Saturday, February 27, 2010

Sixty percent of the time, it works every time

In the last post, I described a hand I witnessed where a player gave up a known 3-1 edge, for fear of getting sucked out on. But 3-1 is merely the smallest edge he could have given up.

Mr. Meek hasn't fully grasped the concept of fold equity. If a player is going to fold some percentage of the time, then you are going to win all of those hands.

When Brian Fantana said "60% of the time, it works every time" in the movie Anchorman - he wasn't talking about Sex Panther cologne - he was talking about fold equity. If I make a big bet, and I think my opponent will fold 60% of the time, then I win every one of those pots - 60 out of 100.

So let's review. My opponent has accidentally revealed his cards - he holds King Queen. I hold Ace-Jack. The board is eight-nine-ten rainbow, and I'm a 74% favorite to win the hand if it gets to showdown. What if I shove all-in though? Will my opponent call with a gutshot straight draw and two overcards?
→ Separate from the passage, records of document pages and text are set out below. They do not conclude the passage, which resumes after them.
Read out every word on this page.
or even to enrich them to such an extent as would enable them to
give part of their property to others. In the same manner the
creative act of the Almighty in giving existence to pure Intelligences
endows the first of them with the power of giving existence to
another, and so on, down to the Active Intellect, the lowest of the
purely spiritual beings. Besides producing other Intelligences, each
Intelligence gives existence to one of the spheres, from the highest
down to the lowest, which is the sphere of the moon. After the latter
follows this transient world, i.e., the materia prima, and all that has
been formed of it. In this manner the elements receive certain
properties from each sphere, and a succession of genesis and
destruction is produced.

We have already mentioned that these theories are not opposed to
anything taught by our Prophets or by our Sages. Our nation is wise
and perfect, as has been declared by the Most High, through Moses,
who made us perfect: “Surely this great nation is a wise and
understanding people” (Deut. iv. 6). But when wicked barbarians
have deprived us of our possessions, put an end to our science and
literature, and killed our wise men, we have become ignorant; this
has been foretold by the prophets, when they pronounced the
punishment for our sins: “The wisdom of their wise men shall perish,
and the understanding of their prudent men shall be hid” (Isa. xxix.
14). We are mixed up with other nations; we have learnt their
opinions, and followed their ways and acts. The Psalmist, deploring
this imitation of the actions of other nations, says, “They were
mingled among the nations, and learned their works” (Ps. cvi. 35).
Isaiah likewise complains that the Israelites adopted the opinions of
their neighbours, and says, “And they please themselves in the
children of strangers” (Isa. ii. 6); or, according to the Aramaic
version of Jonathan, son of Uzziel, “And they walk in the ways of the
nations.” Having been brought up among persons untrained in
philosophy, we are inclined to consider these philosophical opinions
We don't know that answer. He might. He might be feeling embarrassed about revealing his cards, and now he just wants to get out of there. Or maybe he's willing to call all in trying to hit the jack for the nut straight. We're not sure. But we do know that most reasonable players would have to fold this hand, because that's the correct poker play. So let's say this player might call 20% of the time for whatever reason.
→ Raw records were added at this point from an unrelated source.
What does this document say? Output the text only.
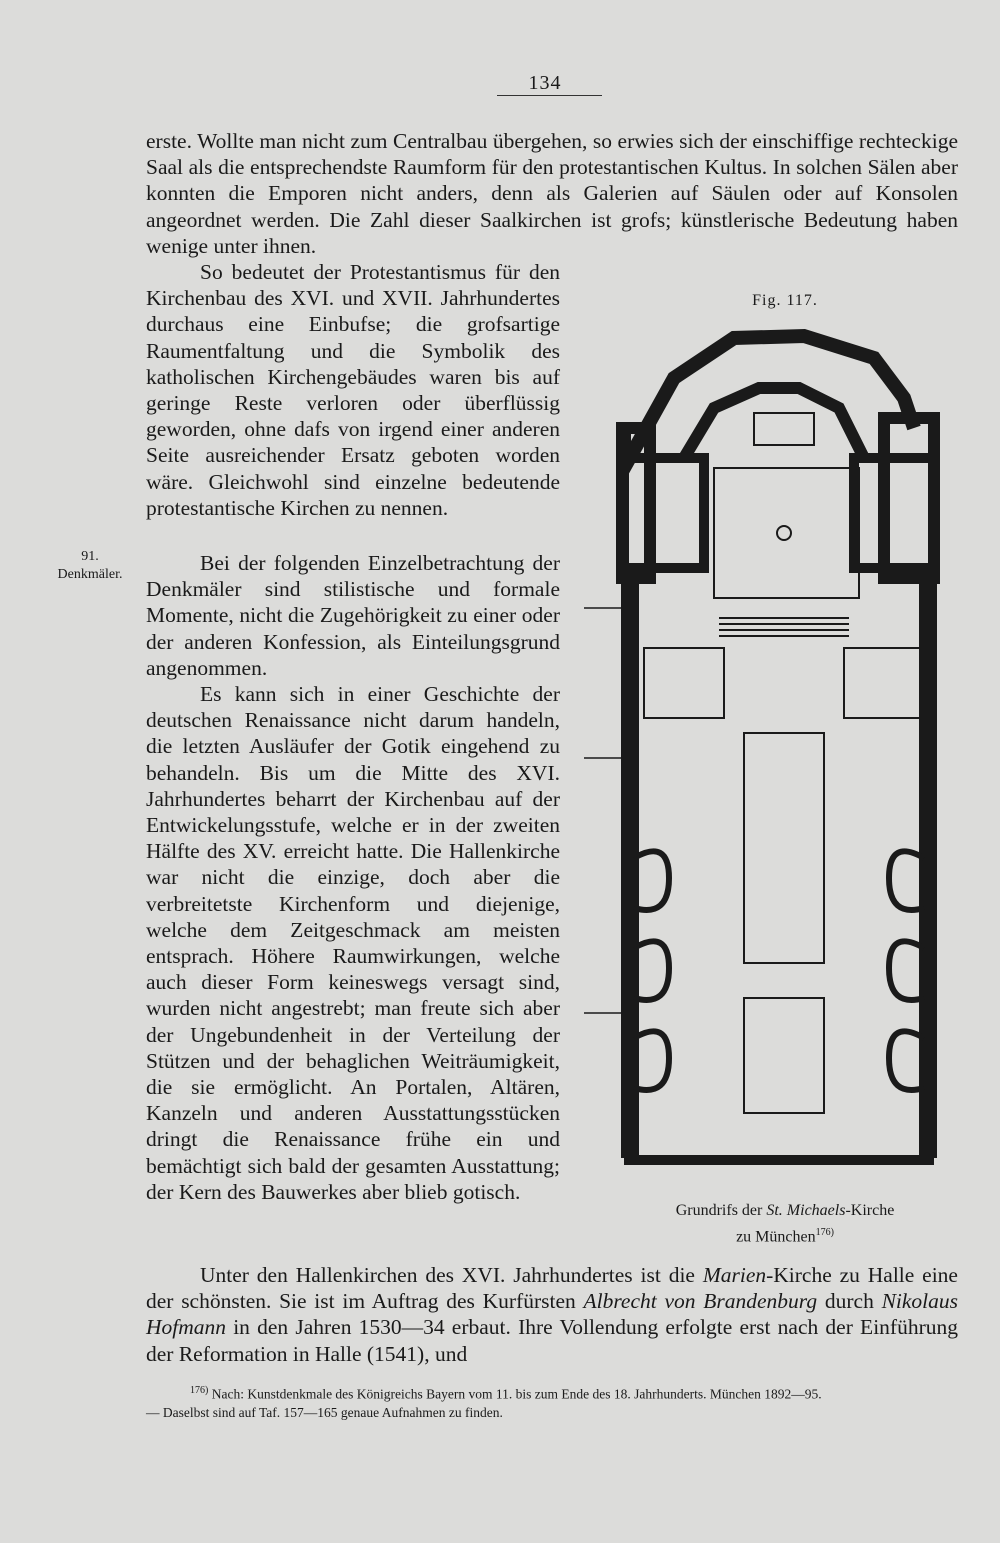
134

erste. Wollte man nicht zum Centralbau übergehen, so erwies sich der einschiffige rechteckige Saal als die entsprechendste Raumform für den protestantischen Kultus. In solchen Sälen aber konnten die Emporen nicht anders, denn als Galerien auf Säulen oder auf Konsolen angeordnet werden. Die Zahl dieser Saalkirchen ist grofs; künstlerische Bedeutung haben wenige unter ihnen.

So bedeutet der Protestantismus für den Kirchenbau des XVI. und XVII. Jahrhundertes durchaus eine Einbufse; die grofsartige Raumentfaltung und die Symbolik des katholischen Kirchengebäudes waren bis auf geringe Reste verloren oder überflüssig geworden, ohne dafs von irgend einer anderen Seite ausreichender Ersatz geboten worden wäre. Gleichwohl sind einzelne bedeutende protestantische Kirchen zu nennen.

91.
Denkmäler.	Bei der folgenden Einzelbetrachtung der Denkmäler sind stilistische und formale Momente, nicht die Zugehörigkeit zu einer oder der anderen Konfession, als Einteilungsgrund angenommen.

Es kann sich in einer Geschichte der deutschen Renaissance nicht darum handeln, die letzten Ausläufer der Gotik eingehend zu behandeln. Bis um die Mitte des XVI. Jahrhundertes beharrt der Kirchenbau auf der Entwickelungsstufe, welche er in der zweiten Hälfte des XV. erreicht hatte. Die Hallenkirche war nicht die einzige, doch aber die verbreitetste Kirchenform und diejenige, welche dem Zeitgeschmack am meisten entsprach. Höhere Raumwirkungen, welche auch dieser Form keineswegs versagt sind, wurden nicht angestrebt; man freute sich aber der Ungebundenheit in der Verteilung der Stützen und der behaglichen Weiträumigkeit, die sie ermöglicht. An Portalen, Altären, Kanzeln und anderen Ausstattungsstücken dringt die Renaissance frühe ein und bemächtigt sich bald der gesamten Ausstattung; der Kern des Bauwerkes aber blieb gotisch.

Unter den Hallenkirchen des XVI. Jahrhundertes ist die Marien-Kirche zu Halle eine der schönsten. Sie ist im Auftrag des Kurfürsten Albrecht von Brandenburg durch Nikolaus Hofmann in den Jahren 1530—34 erbaut. Ihre Vollendung erfolgte erst nach der Einführung der Reformation in Halle (1541), und

Fig. 117.
Grundrifs der St. Michaels-Kirche
zu München$^{176)}$

$^{176)}$ Nach: Kunstdenkmale des Königreichs Bayern vom 11. bis zum Ende des 18. Jahrhunderts. München 1892—95.

— Daselbst sind auf Taf. 157—165 genaue Aufnahmen zu finden.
If he calls 20%, that means he folds the other 80%. When he folds, we win 80% of the time, every time, just like Brian Fanatana said. The 20% of the time he does call, we will win 74% of those hands. Do the math and it adds up like this:

0.80 + (0.20 * 0.74242) = 95%.

Read that again - I will win the pot 95% of the time if I push all in here, assuming he calls off his stack 20% of the time with a straight draw and 2 overcards.

You might argue that 20% is too low - maybe the situation and his embarrassment makes him call more often. Well, here are the percentages we will win based on the percentages he will call, in 10% increments: (click to embiggen)

So even if our confused villain calls off his stack half the time in this situation (an almost ridiculous assumption) - we will win the pot a total of 87% of the time. 87% is more of an edge than pocket aces have over a random hand. And if you make the villain's call percentage something more realistic, like maybe 20-30%, the percentage of us winning only gets bigger - north of 90%

To conclude, when you add any reasonable amount of fold equity, failing to push all your chips in the middle with AJ, on an 89T rainbow board, when you know your opponent holds king-queen offsuit, is a bigger mistake than folding aces preflop.

Or, as I called it before, the worst poker play I have ever seen.